The scandal has knocked billions off the value of Murdoch's News Corp., scuttled his ambitions to take control of lucrative British Sky Broadcasting and withered his political power in Britain. It is now threatening to destabilize his globe-spanning business.
The controversy claimed its first victim in the United States as Les Hinton, chief executive of the Murdoch-owned Dow Jones & Co. and publisher of The Journal, announced he was resigning immediately.
Murdoch's British lieutenant, Rebekah Brooks, stepped down earlier Friday.
Hinton worked for News Corp. for 52 years. He was chairman of Murdoch's British newspaper arm during some of the years the abuses took place.
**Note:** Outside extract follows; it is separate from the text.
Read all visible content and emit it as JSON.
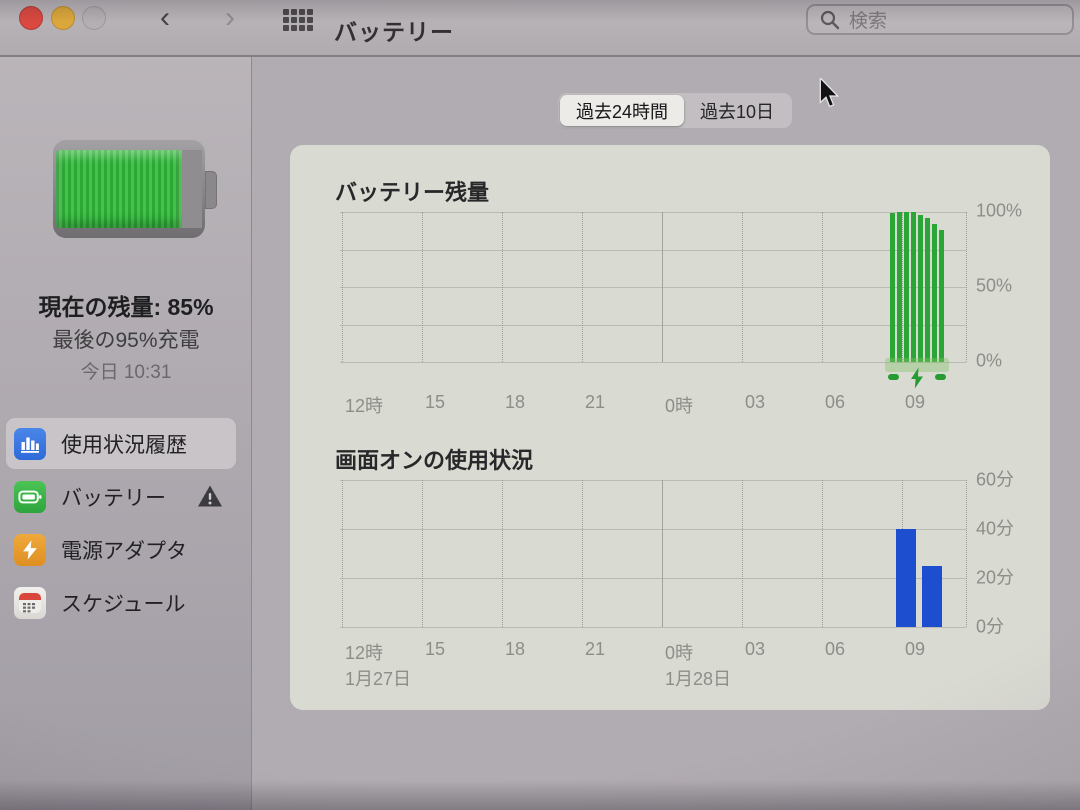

Hinton said that "the pain caused to innocent people [by the hacking] is unimaginable." "That I was ignorant of what apparently happened is irrelevant, and in the circumstances I feel it is proper for me to resign from News Corp. and apologize to those hurt by the actions of News of the World," he said.
Just a day after asserting that News Corp. had made only "minor mistakes," Murdoch issued an apology to run in Britain's national newspapers on Saturday for "serious wrongdoing" by the News of the World, which he shut down last week amid allegations of large-scale illegal hacking by its staff.
"We are sorry for the serious wrongdoing that occurred. We are deeply sorry for the hurt suffered by the individuals affected. We regret not acting faster to sort things out," said the full-page ad, signed by Murdoch.
He also met the family of murdered schoolgirl Milly Dowler, whose phone was hacked by the News of the World in 2002.
The revelation that journalists had accessed her phone in search of scoops inflamed the long-simmering scandal about illegal eavesdropping by the newspaper.